A crowd of Buddhists has set fire to a mosque in the north of Myanmar, furious that a Muslim place of worship was built near a Buddhist pagoda in the predominantly Buddhist country. The attack happened on Friday, 1 July, in the village of Hpakhant in Kachin state.
The attackers, who were "wielding sticks, knives and other weapons", overwhelmed security forces before burning the temple down, according to state-owned Global New Light of Myanmar.
"The mob was unresponsive and entirely beyond control. The building was razed by the riotous crowd," according to the paper.
Reports say the crowd attacked policemen protecting the mosque and prevented fire crews from reaching the building to put out the blaze.
"The problem started because the mosque was built near a [Buddhist] pagoda. The Muslim people refused to destroy the building when the Buddhists discovered it," Moe Lwin, a local police officer, told the AFP news agency.
Last week, a mob destroyed a mosque over a dispute over its construction in Thayel Tha Mein village in central Myanmar. There were reports of a Muslim man being attacked. Local media said that more than one building was burnt down in the attack, which has been blamed on a group of over 200 Buddhists.
The UN has warned that the government, led by Nobel Peace Prize winner Aung San Suu Kyi, has failed to stem religious violence. Yanghee Lee, the UN Special Rapporteur on Human Rights in Myanmar, said she was concerned by reports that the government would not investigate last week's attack on a mosque.

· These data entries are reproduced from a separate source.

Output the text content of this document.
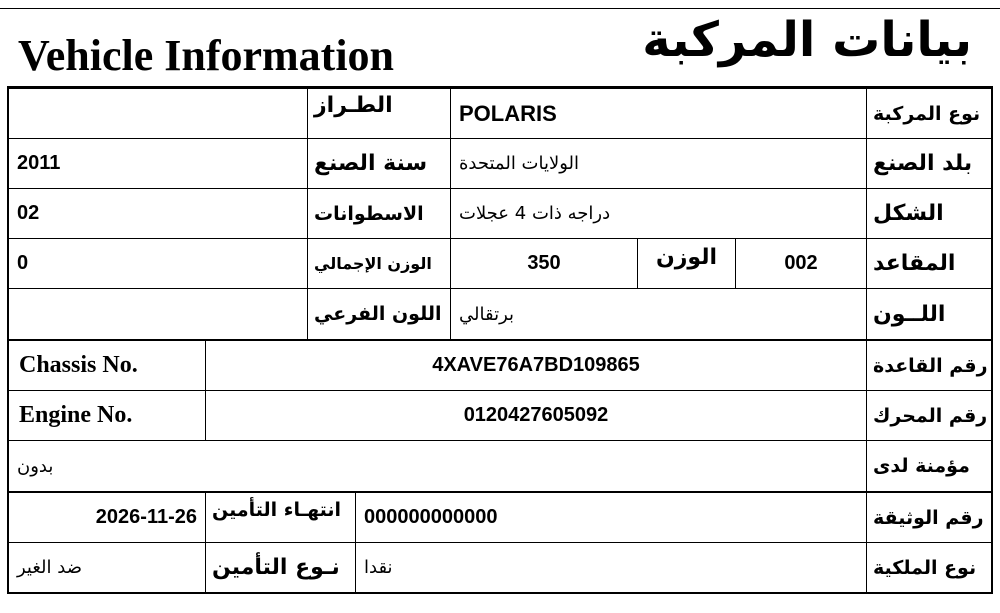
Vehicle Information	بيانات المركبة
نوع المركبة
POLARIS
الطـراز
بلد الصنع
الولايات المتحدة
سنة الصنع
2011
الشكل
دراجه ذات 4 عجلات
الاسطوانات
02
المقاعد
002
الوزن
350
الوزن الإجمالي
0
اللــون
برتقالي
اللون الفرعي
رقم القاعدة
4XAVE76A7BD109865
Chassis No.
رقم المحرك
0120427605092
Engine No.
مؤمنة لدى
بدون
رقم الوثيقة
000000000000
انتهـاء التأمين
2026-11-26
نوع الملكية
نقدا
نـوع التأمين
ضد الغير
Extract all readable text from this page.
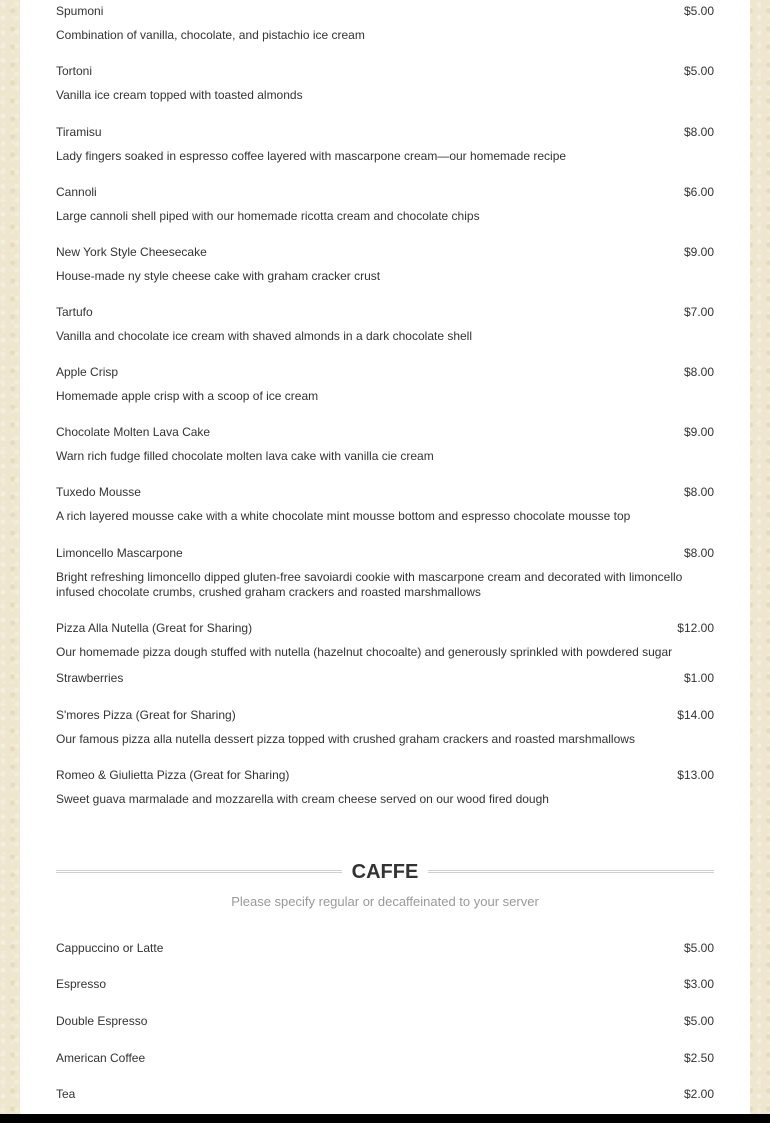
Spumoni	$5.00
Combination of vanilla, chocolate, and pistachio ice cream
Tortoni	$5.00
Vanilla ice cream topped with toasted almonds
Tiramisu	$8.00
Lady fingers soaked in espresso coffee layered with mascarpone cream—our homemade recipe
Cannoli	$6.00
Large cannoli shell piped with our homemade ricotta cream and chocolate chips
New York Style Cheesecake	$9.00
House-made ny style cheese cake with graham cracker crust
Tartufo	$7.00
Vanilla and chocolate ice cream with shaved almonds in a dark chocolate shell
Apple Crisp	$8.00
Homemade apple crisp with a scoop of ice cream
Chocolate Molten Lava Cake	$9.00
Warn rich fudge filled chocolate molten lava cake with vanilla cie cream
Tuxedo Mousse	$8.00
A rich layered mousse cake with a white chocolate mint mousse bottom and espresso chocolate mousse top
Limoncello Mascarpone	$8.00
Bright refreshing limoncello dipped gluten-free savoiardi cookie with mascarpone cream and decorated with limoncello infused chocolate crumbs, crushed graham crackers and roasted marshmallows
Pizza Alla Nutella (Great for Sharing)	$12.00
Our homemade pizza dough stuffed with nutella (hazelnut chocoalte) and generously sprinkled with powdered sugar
Strawberries	$1.00
S'mores Pizza (Great for Sharing)	$14.00
Our famous pizza alla nutella dessert pizza topped with crushed graham crackers and roasted marshmallows
Romeo & Giulietta Pizza (Great for Sharing)	$13.00
Sweet guava marmalade and mozzarella with cream cheese served on our wood fired dough
CAFFE
Please specify regular or decaffeinated to your server
Cappuccino or Latte	$5.00
Espresso	$3.00
Double Espresso	$5.00
American Coffee	$2.50
Tea	$2.00
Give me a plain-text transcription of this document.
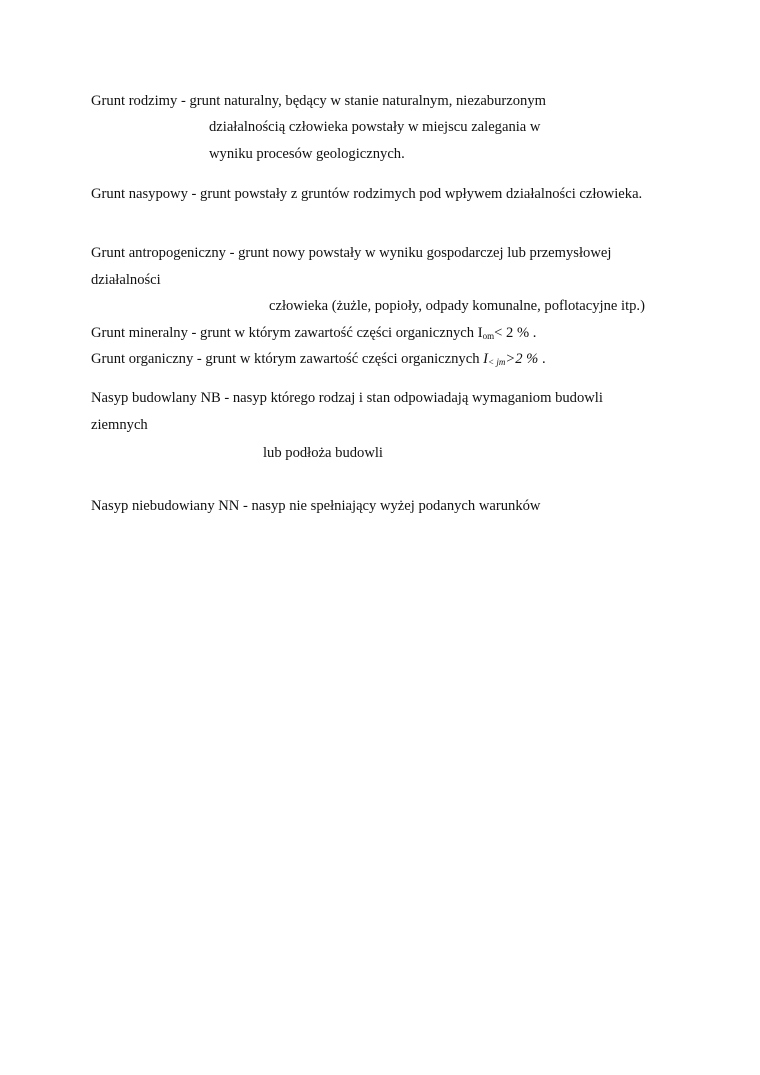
Grunt rodzimy - grunt naturalny, będący w stanie naturalnym, niezaburzonym
działalnością człowieka powstały w miejscu zalegania w
wyniku procesów geologicznych.
Grunt nasypowy - grunt powstały z gruntów rodzimych pod wpływem działalności człowieka.
Grunt antropogeniczny - grunt nowy powstały w wyniku gospodarczej lub przemysłowej
działalności
człowieka (żużle, popioły, odpady komunalne, poflotacyjne itp.)
Grunt mineralny - grunt w którym zawartość części organicznych $I_{om}< 2$ % .
Grunt organiczny - grunt w którym zawartość części organicznych $I_{< jm}>2$ % .
Nasyp budowlany NB - nasyp którego rodzaj i stan odpowiadają wymaganiom budowli
ziemnych
lub podłoża budowli
Nasyp niebudowiany NN - nasyp nie spełniający wyżej podanych warunków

"This is precisely the wrong signal to send. The government must demonstrate that instigating and committing violence against ethnic or religious minorities has no place in Myanmar," she said.
There have been religious tensions in Myanmar since 2012, with deadly violence between Buddhists and Muslims, according to AP. More than 100,000 members of the Muslim Rohingya minority have fled their homes in western Rakhine State.
The now-stateless Rohingya, are living in displacement camps and have a number of restrictions on their movements and access to basic services. Human rights groups have criticised Myanmar leader Aung San Suu Kyi for not dealing with the unrest.
Her government recently ordered officials to refer to the group as "people who believe in Islam in Rakhine State" instead of Rohingya, which provoked violent protests.
Yanghee Lee ended her 12-day tour of the country, stating: "It is clear that tensions along religious lines remain pervasive across Myanmar society. Incidents of hate speech, incitement to discrimination, hatred and violence, and of religious intolerance continue to be a cause for concern."
She spoke specifically about attacks on religious properties. "It is vital that the government take prompt action, including by conducting thorough investigations and holding perpetrators to account.
"I am therefore concerned by reports that the government will not pursue action in the most recent case due to fears of fueling greater tensions and provoking more conflict. This is precisely the wrong signal to send," she said, referring to the June 23 incident.
No one has so far been arrested for the destruction of the mosques.